Tomorrow, the 13th, is the last show so this is no publicity stunt, but I still needed to make sense of it. Yesterday, the 11th of July, I was invited to be part of the Devoted and Disgruntled conversation on How to create a European Union of artists, hosted by Improbable at the Barbican. Throughout this day of hard-work, I went again through all the phases of grief, doubt and fear but the true meaning hidden behind this nomination started to appear. It's remarkable that our bilingual European work gets nominated in the current circumstances. It means a lot. Maybe precisely because the work we've been doing with my company for ten years, creating theatre beyond borders, does mean a lot after all ! Maybe because Culture means a lot, and should be much more present in the current debate after the Brexit vote.

EU is not perfect but it has brought us more stability, peace, prosperity, mobility and diversity than most countries on the planet would dream of and I’m a product of the Uk being part of it: as a theatre maker, I owe much of my practice of a generous and open theatre to what I learnt from the English theatre world. Starting as an usher at the ROH to facilitating workshops myself at the YV, with many incredibly formative years of workshops at the National, the Barbican, Living Pictures, Oval House, 503 and many many more... The Uk that made me the director I am today is inclusive through the power of the Culture and Education that it has. I could never have developed such a sense of the other in any other place than London. Our artists and our facilitators, are the most altruistic in the sharing of their knowledge. The chances everyone gets to be taught are countless and I have numerous examples of learning very equally from major practitioners. Then yesterday, at D&D, all these very British practitioners who all gave me so much were worried and sad, betrayed by their own, some were even tearful.

And I could see clearly that even my fellow British artists felt marginalised. 

This means that despite Brexit, I am not a foreigner just working in the Uk anymore, on the contrary, I belong here even more. I want to say thank you, to the Uk artists who empowered me, I want to tell you that I will not leave. I will stay by your side to ask the right questions.

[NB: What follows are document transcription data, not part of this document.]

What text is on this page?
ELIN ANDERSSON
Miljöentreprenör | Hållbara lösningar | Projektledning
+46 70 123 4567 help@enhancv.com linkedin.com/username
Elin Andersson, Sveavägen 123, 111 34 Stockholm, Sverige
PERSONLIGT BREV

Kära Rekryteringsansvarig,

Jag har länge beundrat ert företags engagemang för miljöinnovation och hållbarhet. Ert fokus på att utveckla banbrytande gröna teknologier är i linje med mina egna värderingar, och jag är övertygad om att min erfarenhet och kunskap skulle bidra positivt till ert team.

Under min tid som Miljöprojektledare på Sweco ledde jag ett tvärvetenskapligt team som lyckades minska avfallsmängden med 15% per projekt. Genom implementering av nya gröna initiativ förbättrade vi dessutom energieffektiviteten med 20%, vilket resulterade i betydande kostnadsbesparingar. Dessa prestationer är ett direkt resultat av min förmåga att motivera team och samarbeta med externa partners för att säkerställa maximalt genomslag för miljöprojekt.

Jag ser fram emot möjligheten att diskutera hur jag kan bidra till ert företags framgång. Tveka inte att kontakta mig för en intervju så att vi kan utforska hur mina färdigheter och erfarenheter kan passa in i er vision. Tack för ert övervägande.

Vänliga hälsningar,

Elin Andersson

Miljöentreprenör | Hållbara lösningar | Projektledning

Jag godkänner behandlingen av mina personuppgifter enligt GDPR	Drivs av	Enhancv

All across Europe today, we see the economic interests have disfigured the Eu, the rejection and hatred of Europe is not just British or English. It’s shared in the whole Western world. And the new responses are closure against foreigners, against the poor, against the rich people, against the politics, the bankers, the unemployed, the press...The current responses are only rejections, exclusions, destruction and departures: this is Amnesia and it makes so much space for a return to extreme nationalism everywhere.

Our response has to be culture, education, diversity, hard work, all the things that I received. And through my work I will continue building cultural bridges, and closing gaps, and continue contribute to the cultural landscape of what is now my country. Because there is a real danger of Brexit being just the start of very dark times, I will share what I was given more than ever and continue the work I’m doing at educating, informing, producing theatre that links people to what they’re unfamiliar with. We’re story-tellers, we can write a different narrative with artistic values of culture, love, sharing and the sense of the other.